Comment by eksemplar
7 years ago
Oh we have JBOSS in our stack, it’s what handles our service bus. I’d rather we didn’t though, it’s really hard to find JBOSS developers/maintainers for public sector pay checks.
We used to see a lot more of it from our suppliers, but it seems to be rapidly going extinct. Possible because there just aren’t a lot of JBOSS developers/maintainers in general.
I am coloured by my environment of course, but I do work in software cooperatives with 97 other muniplacities, as well as a few European communities and I don’t see anything to indicate that .Net, JAVA and PHP won’t remain the dominant techs in Europe for the foreseeable future.

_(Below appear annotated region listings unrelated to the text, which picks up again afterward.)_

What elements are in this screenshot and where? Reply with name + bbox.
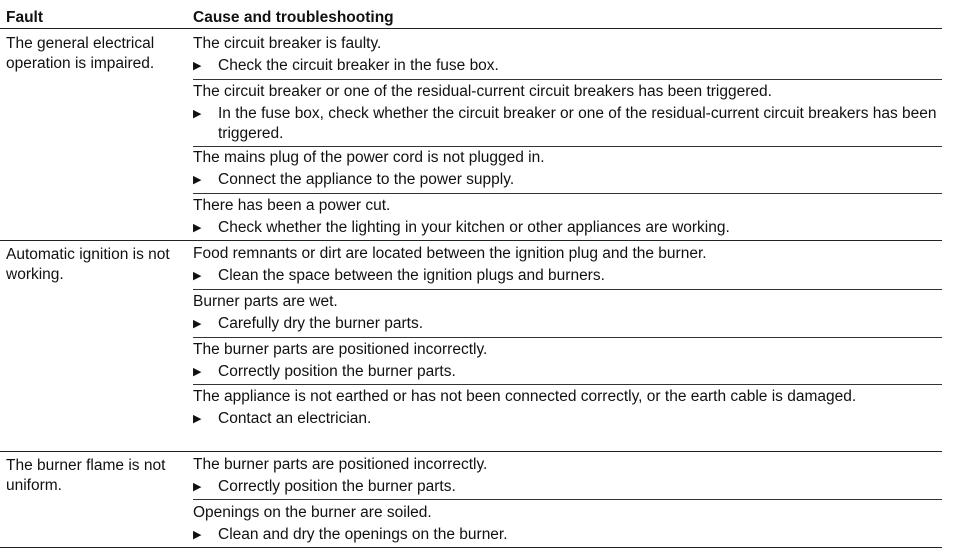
cause-text: The circuit breaker or one of the residual-current circuit breakers has been triggered.: [193, 83, 772, 100]
cause-text: The circuit breaker is faulty.: [193, 35, 382, 52]
action-text: Correctly position the burner parts.: [218, 363, 456, 380]
triangle-right-icon: ▶: [193, 60, 202, 72]
triangle-right-icon: ▶: [193, 222, 202, 234]
triangle-right-icon: ▶: [193, 481, 202, 493]
cause-text: Burner parts are wet.: [193, 293, 338, 310]
triangle-right-icon: ▶: [193, 366, 202, 378]
action-item: [193, 409, 942, 429]
table-bottom-border: [0, 547, 942, 548]
table-row: [193, 497, 942, 547]
table-row: [193, 190, 942, 240]
action-item: [193, 525, 942, 545]
cause-text: The appliance is not earthed or has not been connected correctly, or the earth cable is damaged.: [193, 388, 857, 405]
action-item: [193, 218, 942, 238]
action-item: [193, 314, 942, 334]
action-item: [193, 266, 942, 286]
triangle-right-icon: ▶: [193, 108, 202, 120]
triangle-right-icon: ▶: [193, 270, 202, 282]
table-row: [193, 28, 942, 80]
action-text: Carefully dry the burner parts.: [218, 315, 424, 332]
cause-text: Openings on the burner are soiled.: [193, 504, 432, 521]
table-row: [193, 238, 942, 290]
action-text: Check whether the lighting in your kitchen or other appliances are working.: [218, 219, 730, 236]
cause-text: The burner parts are positioned incorrectly.: [193, 341, 488, 358]
action-text: Correctly position the burner parts.: [218, 478, 456, 495]
table-row: [193, 76, 942, 146]
action-text: Clean and dry the openings on the burner.: [218, 526, 508, 543]
action-item: [193, 104, 942, 144]
triangle-right-icon: ▶: [193, 413, 202, 425]
cause-text: There has been a power cut.: [193, 197, 391, 214]
cause-text: The mains plug of the power cord is not plugged in.: [193, 149, 545, 166]
table-row: [193, 286, 942, 336]
table-header: [0, 0, 942, 29]
action-text: Contact an electrician.: [218, 410, 372, 427]
action-text: Connect the appliance to the power supply.: [218, 171, 515, 188]
table-row: [193, 381, 942, 451]
header-fault: Fault: [6, 9, 44, 26]
action-text: In the fuse box, check whether the circuit breaker or one of the residual-current circuit breakers has been triggered.: [218, 105, 937, 142]
table-row: [193, 142, 942, 192]
action-text: Check the circuit breaker in the fuse box.: [218, 57, 499, 74]
fault-label: The general electrical operation is impaired.: [6, 35, 155, 72]
header-cause: Cause and troubleshooting: [193, 9, 394, 26]
cause-text: The burner parts are positioned incorrectly.: [193, 456, 488, 473]
table-row: [193, 449, 942, 501]
action-item: [193, 362, 942, 382]
action-text: Clean the space between the ignition plugs and burners.: [218, 267, 605, 284]
action-item: [193, 477, 942, 497]
fault-label: Automatic ignition is not working.: [6, 246, 170, 283]
triangle-right-icon: ▶: [193, 174, 202, 186]
triangle-right-icon: ▶: [193, 529, 202, 541]
action-item: [193, 56, 942, 76]
cause-text: Food remnants or dirt are located between the ignition plug and the burner.: [193, 245, 707, 262]
fault-label: The burner flame is not uniform.: [6, 457, 166, 494]
action-item: [193, 170, 942, 190]
triangle-right-icon: ▶: [193, 318, 202, 330]
table-row: [193, 334, 942, 384]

I like node.js, I use it for hobby projects and I genuinely think graphql is a lot better than rest APIs (and there isn’t a graphql adaptation for .Net that isn’t bad), but I just don’t see the adoption anywhere outside of what you hear from American startups.
And again, I didn’t say .Net would rule all web development , I said it would be important, and if the European public sector continues to run on .Net then it’ll continue to be a billion dollar industry.
dotNET will stay around just like the mainframes but it’s not a growth market nor the worldwide norm for enterprise web backends.
I work on legacy platforms so I know there is good money in dead technology. But that don’t make it the future.
I just don’t see any legacy codebase being rewritten as dotNET and a similar amount of new greenfield dotNET projects as new Perl project being launched due to NETs heritage as a windows component.
I’m not sure what gave you the impression it wasn’t growing, because it certainly is in Europe.
Come to Europe, plenty of .NET greenfield projects across the continent.
If I were a Perl consultant I’m sure I would say the same about Perl and my region and it’s not that long ago that IBM stopped claiming the future was still the mainframe.